Watching all that, Charles, who is 64, graying and about to be a grandfather, may be wondering if the Dutch have a more sensible approach to royal optional term limits.
Or maybe he knows better than to let his mind go there. The 1,000-year monarchy of England is steeped in tradition and the belief that one is anointed to be head of state and church. (The Dutch don’t see it like that.) Of course, the monarch of Britain doesn’t rule the people or make policy or get the country into or out of wars. But certainly Queen Elizabeth II sees her duties as those of an exalted figurehead, and she’s taken them seriously, famously making a radio announcement upon the death of her father, the king, that she would devote herself to the service of her country for her entire life.
That was slightly more than 61 years ago. Now 87, she has given no indication that she’s done with the job. And she comes from hardy stock. Last year she stood for hours on the royal barge during a rain-soaked and tedious outdoor tribute to her 60 years on the throne, then followed that up with a nicely done cameo as herself in a James Bond film spoof for the opening of the Summer Olympics in London.
Surely no one would hold it against her if she entertained the possibility of abdicating and spending some time in retirement. (OK, someone would object, but many would not.)When it comes to Britain, abdication does have the tainted association with King Edward VIII giving up the throne to marry an American divorcee and then living out his life as a pampered jet-setter.

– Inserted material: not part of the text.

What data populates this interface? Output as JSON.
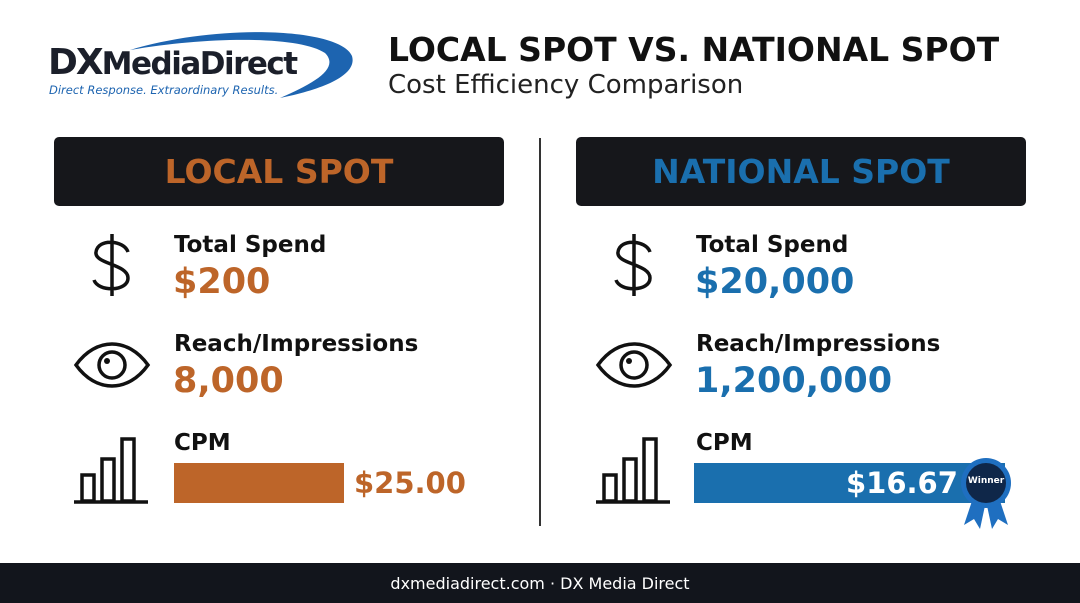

But this is a new age. Even the pope resigned this year, and that was hardly seen as irresponsible. If anyone could abdicate and not have it considered a blemish on the historical record, Elizabeth could.
That said, if she wants to keep being monarch, no one should complain. Frankly, I think Elizabeth is modern enough to consider a kind of honorable abdication in the next few years — deciding that she’s fulfilled her promise to the British people and allowing her eldest son to have a go at it before he, himself, is elderly.
I wouldn’t be surprised if Charles thinks that too.